The auction guidelines said auction for 1800 Mhz and 900 Mhz band, currently being used for GSM services, will be conducted simultaneously and auction of 800 Mhz band, being used for CDMA services, in 21 out of 22 service area will be conducted separately.
In 1800 Mhz, Government will auction 12 blocks of 1.25 Mhz each in Delhi and Mumbai at 30 percent less price compared to the amount fixed for November auction. The base price for each block in Delhi and Mumbai has been fixed at Rs 485.15 crore and 474.92 crore.
In Karnataka and Rajasthan only 8 blocks will be put for auction for Rs 231.08 crore and 46.96 crore respectively.
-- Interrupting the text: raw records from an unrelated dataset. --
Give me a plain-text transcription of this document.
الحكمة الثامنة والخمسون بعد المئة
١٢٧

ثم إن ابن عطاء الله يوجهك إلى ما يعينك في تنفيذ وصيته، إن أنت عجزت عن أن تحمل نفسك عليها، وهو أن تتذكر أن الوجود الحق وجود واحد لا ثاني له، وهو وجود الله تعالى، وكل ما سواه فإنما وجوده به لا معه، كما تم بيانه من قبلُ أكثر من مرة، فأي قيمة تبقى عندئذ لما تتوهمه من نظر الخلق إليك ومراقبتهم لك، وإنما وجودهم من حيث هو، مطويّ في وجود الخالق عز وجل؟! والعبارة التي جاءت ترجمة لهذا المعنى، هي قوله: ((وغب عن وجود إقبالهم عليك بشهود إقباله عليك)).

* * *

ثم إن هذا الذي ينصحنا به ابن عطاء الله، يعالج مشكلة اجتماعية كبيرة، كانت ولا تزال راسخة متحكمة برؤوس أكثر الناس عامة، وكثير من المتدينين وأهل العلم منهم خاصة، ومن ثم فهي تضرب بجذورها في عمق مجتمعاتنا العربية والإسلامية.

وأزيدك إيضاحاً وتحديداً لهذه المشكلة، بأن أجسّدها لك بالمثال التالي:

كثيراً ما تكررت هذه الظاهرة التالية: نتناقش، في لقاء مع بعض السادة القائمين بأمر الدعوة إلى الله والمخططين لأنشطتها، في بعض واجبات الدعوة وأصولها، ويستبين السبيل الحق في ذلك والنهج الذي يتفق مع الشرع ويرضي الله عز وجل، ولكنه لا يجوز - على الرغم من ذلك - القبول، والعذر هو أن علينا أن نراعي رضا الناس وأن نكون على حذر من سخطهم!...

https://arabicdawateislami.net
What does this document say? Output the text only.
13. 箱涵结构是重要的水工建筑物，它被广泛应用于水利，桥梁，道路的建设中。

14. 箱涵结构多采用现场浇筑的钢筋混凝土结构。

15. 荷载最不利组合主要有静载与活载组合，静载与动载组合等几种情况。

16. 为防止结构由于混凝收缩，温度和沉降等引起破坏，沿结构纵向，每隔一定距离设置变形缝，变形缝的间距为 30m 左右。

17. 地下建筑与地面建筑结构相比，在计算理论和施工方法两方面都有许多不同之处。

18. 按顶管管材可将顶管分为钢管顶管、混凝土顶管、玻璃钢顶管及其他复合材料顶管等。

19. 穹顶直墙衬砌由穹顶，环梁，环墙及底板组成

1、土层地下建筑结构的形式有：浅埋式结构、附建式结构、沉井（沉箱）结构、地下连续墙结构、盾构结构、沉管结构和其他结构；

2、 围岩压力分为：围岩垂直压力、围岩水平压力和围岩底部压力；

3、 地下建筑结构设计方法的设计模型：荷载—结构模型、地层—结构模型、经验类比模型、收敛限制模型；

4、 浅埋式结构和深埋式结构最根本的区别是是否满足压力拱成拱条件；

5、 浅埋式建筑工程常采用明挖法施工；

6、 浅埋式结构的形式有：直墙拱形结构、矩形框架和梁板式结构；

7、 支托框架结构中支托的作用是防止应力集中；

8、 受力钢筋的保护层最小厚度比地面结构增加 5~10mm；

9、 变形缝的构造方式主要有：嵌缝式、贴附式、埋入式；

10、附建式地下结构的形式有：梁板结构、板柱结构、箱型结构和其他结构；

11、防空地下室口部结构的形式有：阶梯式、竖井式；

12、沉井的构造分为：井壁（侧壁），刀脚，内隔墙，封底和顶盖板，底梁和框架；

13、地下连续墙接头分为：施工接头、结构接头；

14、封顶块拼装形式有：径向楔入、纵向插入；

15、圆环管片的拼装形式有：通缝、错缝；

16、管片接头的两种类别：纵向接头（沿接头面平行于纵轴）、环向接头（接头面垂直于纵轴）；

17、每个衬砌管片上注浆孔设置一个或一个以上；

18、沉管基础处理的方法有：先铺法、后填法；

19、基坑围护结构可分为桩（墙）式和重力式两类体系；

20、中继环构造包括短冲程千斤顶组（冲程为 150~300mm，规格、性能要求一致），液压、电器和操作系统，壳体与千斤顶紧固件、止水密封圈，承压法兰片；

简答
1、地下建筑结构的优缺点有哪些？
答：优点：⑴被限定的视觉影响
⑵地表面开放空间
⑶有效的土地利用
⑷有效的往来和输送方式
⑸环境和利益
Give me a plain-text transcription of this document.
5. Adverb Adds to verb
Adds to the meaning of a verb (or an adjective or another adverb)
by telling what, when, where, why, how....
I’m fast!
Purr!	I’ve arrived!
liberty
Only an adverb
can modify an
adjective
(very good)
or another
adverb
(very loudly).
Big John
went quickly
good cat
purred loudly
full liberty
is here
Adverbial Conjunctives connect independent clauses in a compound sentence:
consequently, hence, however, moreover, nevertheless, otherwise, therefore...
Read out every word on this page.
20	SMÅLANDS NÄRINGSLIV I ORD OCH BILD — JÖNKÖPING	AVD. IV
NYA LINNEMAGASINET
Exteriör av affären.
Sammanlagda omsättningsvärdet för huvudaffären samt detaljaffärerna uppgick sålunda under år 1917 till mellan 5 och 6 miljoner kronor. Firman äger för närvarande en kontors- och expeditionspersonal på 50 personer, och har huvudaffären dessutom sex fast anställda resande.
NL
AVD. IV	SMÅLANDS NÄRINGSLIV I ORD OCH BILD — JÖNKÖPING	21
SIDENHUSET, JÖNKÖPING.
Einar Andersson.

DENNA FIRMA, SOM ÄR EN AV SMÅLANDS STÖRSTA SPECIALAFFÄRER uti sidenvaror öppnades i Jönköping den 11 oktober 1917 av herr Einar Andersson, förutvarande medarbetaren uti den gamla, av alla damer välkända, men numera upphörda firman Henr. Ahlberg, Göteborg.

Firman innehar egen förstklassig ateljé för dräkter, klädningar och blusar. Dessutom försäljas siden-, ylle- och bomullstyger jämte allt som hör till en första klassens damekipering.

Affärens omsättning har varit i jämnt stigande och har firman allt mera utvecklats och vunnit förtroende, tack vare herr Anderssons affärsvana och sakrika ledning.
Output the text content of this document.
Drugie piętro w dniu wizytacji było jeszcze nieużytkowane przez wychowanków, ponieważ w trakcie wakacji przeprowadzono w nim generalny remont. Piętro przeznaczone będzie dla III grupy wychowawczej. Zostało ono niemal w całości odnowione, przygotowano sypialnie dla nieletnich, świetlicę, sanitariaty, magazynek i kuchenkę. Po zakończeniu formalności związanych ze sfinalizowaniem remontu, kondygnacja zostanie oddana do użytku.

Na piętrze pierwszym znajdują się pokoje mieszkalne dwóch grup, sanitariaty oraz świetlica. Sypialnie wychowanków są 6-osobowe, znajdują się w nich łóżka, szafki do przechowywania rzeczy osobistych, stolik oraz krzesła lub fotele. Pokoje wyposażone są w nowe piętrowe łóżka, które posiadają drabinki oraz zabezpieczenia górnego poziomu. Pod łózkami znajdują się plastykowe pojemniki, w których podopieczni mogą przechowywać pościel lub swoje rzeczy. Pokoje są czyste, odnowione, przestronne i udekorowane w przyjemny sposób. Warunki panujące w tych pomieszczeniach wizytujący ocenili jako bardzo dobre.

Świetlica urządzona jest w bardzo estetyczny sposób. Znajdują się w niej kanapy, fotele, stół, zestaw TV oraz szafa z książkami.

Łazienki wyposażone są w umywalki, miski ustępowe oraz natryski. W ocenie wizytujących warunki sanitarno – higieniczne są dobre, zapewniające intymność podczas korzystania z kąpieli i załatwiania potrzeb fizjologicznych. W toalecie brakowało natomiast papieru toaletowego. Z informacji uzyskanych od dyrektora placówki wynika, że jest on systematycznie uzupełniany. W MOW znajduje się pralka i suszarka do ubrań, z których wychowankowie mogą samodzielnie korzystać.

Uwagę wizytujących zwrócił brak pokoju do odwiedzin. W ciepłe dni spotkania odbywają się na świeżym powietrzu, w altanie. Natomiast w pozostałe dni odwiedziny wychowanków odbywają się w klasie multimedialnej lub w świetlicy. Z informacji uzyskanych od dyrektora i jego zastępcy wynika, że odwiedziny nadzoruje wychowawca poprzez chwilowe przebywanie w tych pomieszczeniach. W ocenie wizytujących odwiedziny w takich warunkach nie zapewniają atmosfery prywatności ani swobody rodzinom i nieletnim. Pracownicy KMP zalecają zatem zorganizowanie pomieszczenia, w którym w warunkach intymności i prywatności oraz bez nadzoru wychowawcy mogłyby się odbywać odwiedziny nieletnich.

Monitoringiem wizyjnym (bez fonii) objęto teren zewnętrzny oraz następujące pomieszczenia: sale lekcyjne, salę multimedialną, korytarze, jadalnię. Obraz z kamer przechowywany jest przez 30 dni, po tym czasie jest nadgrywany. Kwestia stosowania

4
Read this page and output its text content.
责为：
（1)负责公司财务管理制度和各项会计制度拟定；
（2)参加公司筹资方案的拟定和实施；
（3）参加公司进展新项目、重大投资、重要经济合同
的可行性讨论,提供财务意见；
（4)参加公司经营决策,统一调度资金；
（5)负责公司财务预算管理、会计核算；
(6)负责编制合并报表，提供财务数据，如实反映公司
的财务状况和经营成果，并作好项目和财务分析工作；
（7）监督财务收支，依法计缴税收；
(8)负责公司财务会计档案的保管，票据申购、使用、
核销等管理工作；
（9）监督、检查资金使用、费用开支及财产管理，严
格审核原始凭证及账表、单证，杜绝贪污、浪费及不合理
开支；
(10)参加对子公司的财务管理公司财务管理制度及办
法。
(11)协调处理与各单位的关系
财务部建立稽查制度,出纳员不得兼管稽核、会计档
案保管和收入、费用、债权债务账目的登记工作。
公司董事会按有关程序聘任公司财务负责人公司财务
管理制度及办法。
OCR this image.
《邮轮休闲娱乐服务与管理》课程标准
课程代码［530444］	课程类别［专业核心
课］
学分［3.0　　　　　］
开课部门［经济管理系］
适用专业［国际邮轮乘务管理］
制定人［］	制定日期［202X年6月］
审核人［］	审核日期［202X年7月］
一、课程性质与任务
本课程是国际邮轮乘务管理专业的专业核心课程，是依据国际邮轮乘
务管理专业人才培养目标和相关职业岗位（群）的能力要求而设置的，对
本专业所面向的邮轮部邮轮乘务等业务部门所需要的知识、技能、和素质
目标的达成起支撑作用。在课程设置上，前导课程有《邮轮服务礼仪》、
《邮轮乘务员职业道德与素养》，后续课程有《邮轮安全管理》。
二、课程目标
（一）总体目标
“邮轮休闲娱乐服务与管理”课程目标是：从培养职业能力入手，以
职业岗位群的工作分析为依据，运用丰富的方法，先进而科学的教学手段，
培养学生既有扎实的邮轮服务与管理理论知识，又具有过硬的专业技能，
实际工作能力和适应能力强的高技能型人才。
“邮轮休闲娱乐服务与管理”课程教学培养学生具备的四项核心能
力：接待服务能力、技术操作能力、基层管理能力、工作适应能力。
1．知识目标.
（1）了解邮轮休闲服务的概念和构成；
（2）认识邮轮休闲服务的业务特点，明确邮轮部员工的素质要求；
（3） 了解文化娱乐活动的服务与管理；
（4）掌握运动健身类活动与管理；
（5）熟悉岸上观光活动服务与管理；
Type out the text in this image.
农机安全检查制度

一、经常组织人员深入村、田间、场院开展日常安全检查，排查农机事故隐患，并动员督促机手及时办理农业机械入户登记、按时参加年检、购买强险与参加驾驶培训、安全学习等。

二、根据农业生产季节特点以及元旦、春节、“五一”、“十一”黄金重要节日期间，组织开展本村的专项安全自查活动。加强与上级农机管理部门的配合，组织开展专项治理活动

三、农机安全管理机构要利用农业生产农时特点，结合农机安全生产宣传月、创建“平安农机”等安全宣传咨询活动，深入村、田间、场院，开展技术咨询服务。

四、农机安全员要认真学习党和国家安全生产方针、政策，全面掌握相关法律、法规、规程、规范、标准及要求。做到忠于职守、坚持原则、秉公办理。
There will be also provision to provide 3 blocks of additional spectrum in case demand arises for the same.
Government will auction 12 blocks each of 900 Mhz spectrum band in Delhi and Mumbai and 10 blocks of spectrum in Kolkata. Norwegian telecom firm Telenor has shown its interest in bidding for Mumbai circle.
The guidelines said telecom companies winning spectrum in the auction will be allowed to use airwaves for any technology within scope of their licences. Existing players, however, will have to get their entire spectrum holding converted in to liberalised spectrum to remove restriction on use of technology. Successful bidders will be allowed to use spectrum for period of 20 years for telecom services, guidelines said.